Container Networking

1. How to you get traffic To our tasks on our instances?

• Similar like to get a traffic to a server or virtual machine.
  • we need load balancer

  • In AWS 3 types of load-balancer is available.

    1. Network load balancer
    2. classic laod balancer
    3. Application load balancer

here mostly application load balancer(ALB) will be discussed.

• One important feature of ALB is dynamic host port mapping
  • What is this?
  • which allows multiple tasks from same service to be placed on a single container instance.
  • Without dynamic host port mapping if you had a service with two tasks, you need to position them on two separate EC2 instances, because the containers can’t run on same port on the same server. So becuase of dynamic host mapping we don’t have the problem.
  • Application load balancer is recommended to use whenever you need to load balance HTTP or HTTPS requests. It also highly integrated into AWS container services like ECS whether you are placing a container on EC2 instances or using FARGATE launch type.
  • In fact ECS will configure load balancer on your behalf as well as place tasks on instances in your cluster.
  • Once it places a task on machine it will also configure the load balancer to send traffic to the new task without you doing any manual intervention.
  • another handy thing with ALB it can perform path-based routing, which is fancy way of saying, it can route requests based off of the URL
    • For example we have 3 different URL paths for our traffic to hit.
      1. /api/users
      2. /api/topics
      3. /api/messages So when users type URL path to the users service. Application load balancer will forward this requests to the containers that supports that service.

1. We want to our containers to be able to communicate with outside services.

• Task defination
  • In task defination you can specify the docker container network mode, that ECS will use for the containers in your task.
  • In task defination you can specify 4 different modes
    1. None –> It does not allow anything to anyone-
    2. Bridge –> default mode. Dockers built in network. Each and every task get an private IP and uses the docker bridge for any communication. In this mode container will share the same network interface as their host EC2 instances
    3. Host –>Removes the need for Dockers built in virtual network, because the container port are mapped directly to the EC2 instances network interface. No dynamic host port mapping, as this mode doesnot allow multiple tasks from the same service to be placed on a single container instance.
    4. AWS VPC mode –> offers highest networking performance for containers, because every tasks has given the same networking properties as regular ÈC2, what that means as every tasks is given it to its own elastic networking interface, its own private IP and internal DNS host name. no dynamic host port mapping like host mapping. More controls how you want your containers to communicate with other services and simplify the idea of networking.

Actually if EC2 networking is understood then you also understand The AWS VPC container networking mode with ECS. If the task defination uses a AWS VPC mode you are required to use a VPC subnets and a secuirity groups for your containers. However it is good practice as it provides greater level of secuirity. This is recommended appraoch. Everything needs to be set up in task defination.

Persistent Storage

• Storage here not the image storage but the container that needs to save files in some sort of consistent storage.

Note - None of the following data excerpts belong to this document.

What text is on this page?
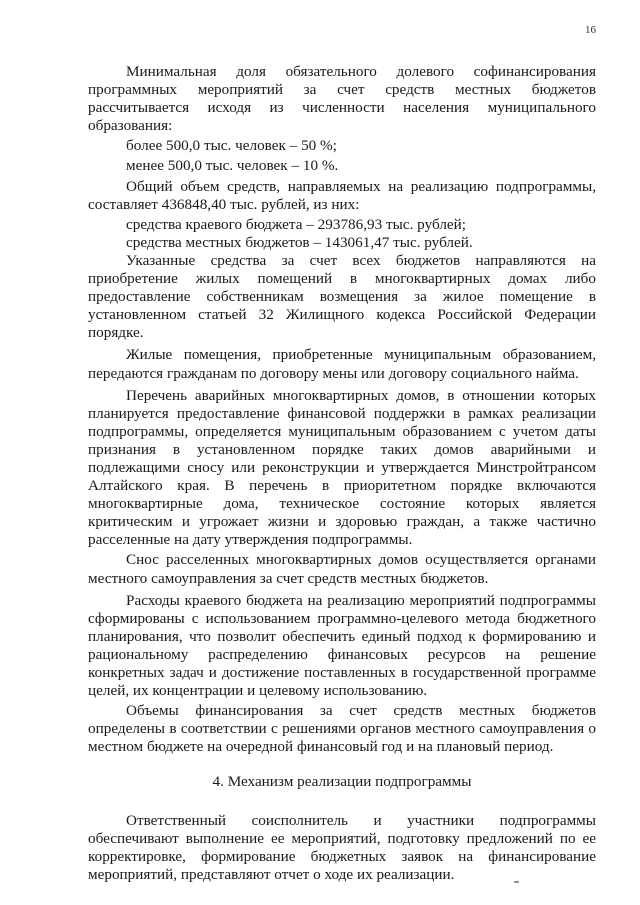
16

Минимальная доля обязательного долевого софинансирования программных мероприятий за счет средств местных бюджетов рассчитывается исходя из численности населения муниципального образования:

более 500,0 тыс. человек – 50 %;

менее 500,0 тыс. человек – 10 %.

Общий объем средств, направляемых на реализацию подпрограммы, составляет 436848,40 тыс. рублей, из них:

средства краевого бюджета – 293786,93 тыс. рублей;

средства местных бюджетов – 143061,47 тыс. рублей.

Указанные средства за счет всех бюджетов направляются на приобретение жилых помещений в многоквартирных домах либо предоставление собственникам возмещения за жилое помещение в установленном статьей 32 Жилищного кодекса Российской Федерации порядке.

Жилые помещения, приобретенные муниципальным образованием, передаются гражданам по договору мены или договору социального найма.

Перечень аварийных многоквартирных домов, в отношении которых планируется предоставление финансовой поддержки в рамках реализации подпрограммы, определяется муниципальным образованием с учетом даты признания в установленном порядке таких домов аварийными и подлежащими сносу или реконструкции и утверждается Минстройтрансом Алтайского края. В перечень в приоритетном порядке включаются многоквартирные дома, техническое состояние которых является критическим и угрожает жизни и здоровью граждан, а также частично расселенные на дату утверждения подпрограммы.

Снос расселенных многоквартирных домов осуществляется органами местного самоуправления за счет средств местных бюджетов.

Расходы краевого бюджета на реализацию мероприятий подпрограммы сформированы с использованием программно-целевого метода бюджетного планирования, что позволит обеспечить единый подход к формированию и рациональному распределению финансовых ресурсов на решение конкретных задач и достижение поставленных в государственной программе целей, их концентрации и целевому использованию.

Объемы финансирования за счет средств местных бюджетов определены в соответствии с решениями органов местного самоуправления о местном бюджете на очередной финансовый год и на плановый период.

4. Механизм реализации подпрограммы

Ответственный соисполнитель и участники подпрограммы обеспечивают выполнение ее мероприятий, подготовку предложений по ее корректировке, формирование бюджетных заявок на финансирование мероприятий, представляют отчет о ходе их реализации.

• By default storage used by container is not persistent.

• Normally iamge layers combined a writable top container layers to make a thing which we call container.
• When a container is removed, its upper writeable layers is removed but not the image layers.
• As a result of copy on write behaviour when the container is removed, associated data is lost.
• To have a persistent data with containers, the data needs to be externalized outiside of the container and not applied as a container layer? So this is problem,
• what is solution.

  • Bind Mount A file or folder stored anywhere in the contaner file system and mounted on a runnning continer. When using a mount you need to set the mount flag, when running a new container and specify the folder on the container host.

  • Volumes It is also hosted by host file system as well, but completely managed by container agent. Mount on the other hand can be modified outside of container management. Volumes still utilize the mount flag to specify the volume to mounted to a new container, but instead of local directory if specify the volume you want to mount to the container.. Volumes are prefered. Bind has sometimes problems with permissions issue and data is not initialized
    • Volume also provide additonal capabilities to non-local storage system such as NFS mounts
  • In AWS Elastic Block Store Volume (Amazon EbS) for underlying host storage. The EBS Volumes are specify to availabity zones and connot be mounted across AZs(availbility zones) or to multiple elastic Compute cloud instances at the same time.
  • If try to share volume contents across containers, the containers need to be on same unterlying instance or the volume needs to be cloned using EBS snapshot and then creating new volume.

  Cloud Watch Insight

  • CPU
  • Memory
  • Disk and network utilization
  • Log Information

  cloud watch can be used if you use Amazon Elastic Container service, Amazon Elastic kubernet service or kubernets platform on EC2

  • From Amazon Management console search ecs, left side click account settings and scroll all the way down to Container Insight and make sure for enabling it.
  • user IAM performing this action needs appropriate IAM permissions, the ECS put-account-setting permission to perform this action.
  • Once it is done all new containers will be monitored.
  • If we see the clusters. Scrolling up and click clusters
  • to see it go cloudwatch dashboard, normally click services and search cloudwatch, when it loads go to overview and scroll to container insights.
  • One can from here ECS or EKS cluster monitor, just click appropriate thing you want to watch, filter can be done based on cludter.
  • From log insights from left hand side one can see the logs, if cloud watch is enabled, it will autopopulate ecs logs, select appropriate logs.
  • stats avg(CpuUtilized), avg(MemoryUitlized) by bin(30m)